Soros'un ölçütünün merkezinde yer alan "inisiyatif" de, ABD'den Gelişen Dünya'nın eline geçmiştir. Amerika'nın Suriye siyasetinde merkeze oturan artık Cenevre değil, "Astana'nın fişini çekmeye" çalışmaktır. "Önce Amerika", ABD'nin dünyaya "yeni bir düzen vaadi"nden vazgeçme sloganıdır. Yeni Dünya Düzeni'nin yerini "Bir Kuşak Bir Yol" girişimini baltalama faaliyetleri almıştır. Sincan-Uygur Bölgesi'ndeki Amerikan yapımı ayrılıkçı terör, "kara kuşağının" önüne daha başlangıcında engel çıkarma çabasıdır. Güney Çin Denizi'ndeki provokasyonlar, "deniz yolunu" baştan tıkamayı amaçlamaktadır. Myanmar'da budistlerin müslümanlara karşı kışkırtılması da, Hindistan-Pakistan çatışmasının tetiklenmesi de, "kara kuşağı"nın "deniz yolu"na kavuşmasının önüne set çekmek içindir.
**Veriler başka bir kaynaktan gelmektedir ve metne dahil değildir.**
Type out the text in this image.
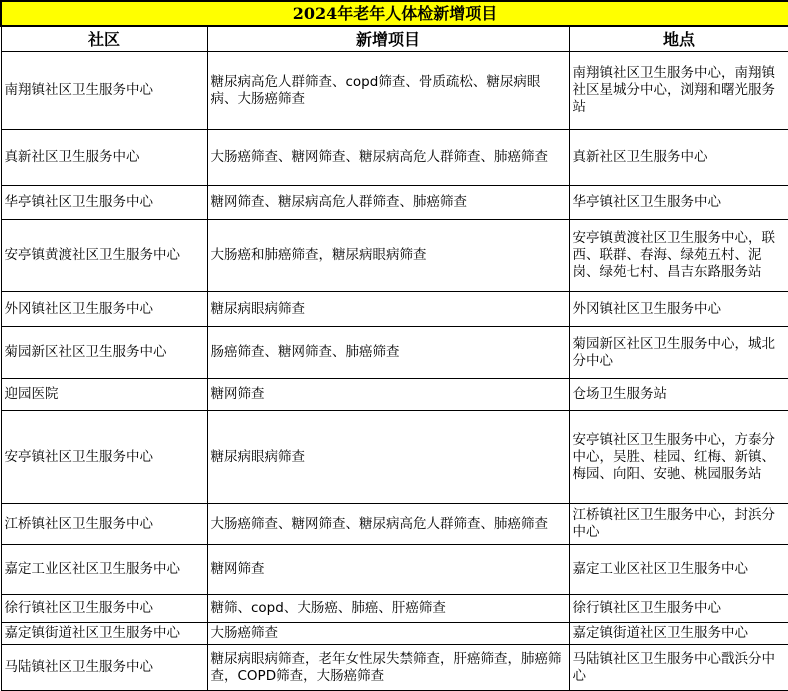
2024年老年人体检新增项目		
社区	新增项目	地点
南翔镇社区卫生服务中心	糖尿病高危人群筛查、copd筛查、骨质疏松、糖尿病眼病、大肠癌筛查	南翔镇社区卫生服务中心，南翔镇社区星城分中心，浏翔和曙光服务站
真新社区卫生服务中心	大肠癌筛查、糖网筛查、糖尿病高危人群筛查、肺癌筛查	真新社区卫生服务中心
华亭镇社区卫生服务中心	糖网筛查、糖尿病高危人群筛查、肺癌筛查	华亭镇社区卫生服务中心
安亭镇黄渡社区卫生服务中心	大肠癌和肺癌筛查，糖尿病眼病筛查	安亭镇黄渡社区卫生服务中心，联西、联群、春海、绿苑五村、泥岗、绿苑七村、昌吉东路服务站
外冈镇社区卫生服务中心	糖尿病眼病筛查	外冈镇社区卫生服务中心
菊园新区社区卫生服务中心	肠癌筛查、糖网筛查、肺癌筛查	菊园新区社区卫生服务中心，城北分中心
迎园医院	糖网筛查	仓场卫生服务站
安亭镇社区卫生服务中心	糖尿病眼病筛查	安亭镇社区卫生服务中心，方泰分中心，吴胜、桂园、红梅、新镇、梅园、向阳、安驰、桃园服务站
江桥镇社区卫生服务中心	大肠癌筛查、糖网筛查、糖尿病高危人群筛查、肺癌筛查	江桥镇社区卫生服务中心，封浜分中心
嘉定工业区社区卫生服务中心	糖网筛查	嘉定工业区社区卫生服务中心
徐行镇社区卫生服务中心	糖筛、copd、大肠癌、肺癌、肝癌筛查	徐行镇社区卫生服务中心
嘉定镇街道社区卫生服务中心	大肠癌筛查	嘉定镇街道社区卫生服务中心
马陆镇社区卫生服务中心	糖尿病眼病筛查，老年女性尿失禁筛查，肝癌筛查，肺癌筛查，COPD筛查，大肠癌筛查	马陆镇社区卫生服务中心戬浜分中心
Batı Asya ve Doğu Akdeniz'de adil ve kalıcı bir barış ve istikrara ulaşılamadığı sürece ne kuşak, ne de yol, Batı ucundaki hedefine ulaşabilir.

'Oyun bozucu' rolü
Özetle, ABD günümüzde "oyun kurucu" olmaktan çıkmış, "oyun bozucu" rolünü üstlenmiştir. ABD, bu rolünü sahneye koyarken ülkemizde iki maniveladan yararlanmaya çalışmaktadır. Gelişen Dünya'nın ülkeleri, farklı sistemlere, farklı önceliklere ve farklı zaaflara sahiptir. ABD, bir yandan bu farklılıkları deşip derinleştirmeye çalışırken, diğer yandan da "ha Amerika, ha Rusya, ha Çin" söylemiyle emperyalizm ile Gelişen Dünya arasındaki farklılıkların üstünü örtmeye çalışmaktadır. Ülkemizin ihtiyacı, hem içeride hem de dışarıda emperyalizme karşı stratejik bir birlikteliğin inşasıdır. Ülkemize ve aydınlarına düşen görev, stratejik bir birlikteliği olanaksız kılan etkenler olarak farklılıkların "reklamının" yapılması değil, tam tersine farklı öncelikleri hizalamanın yollarının bulunmasıdır.
İkinci olarak da, ekonominin borçlanmaya ve dolayısıyla sıcak paraya olan bağımlılığı, ülkemizin zayıf karnını oluşturmaktadır. Aynı zamanda Amerika'ya "belirleyici bir rol" yüklenmesine hizmet ederek milli direncimiz üstünde olumsuz bir etkide bulunan bu durum, ancak milli bir üretim ekonomisinin gerektirdiği yapısal dönüşümlerin planlanarak uygulamaya konmasıyla çözüme kavuşturulabilir. Hem yurt içindeki, hem de uluslararası düzlemdeki koşullar böyle bir dönüşüm için son derece elverişlidir.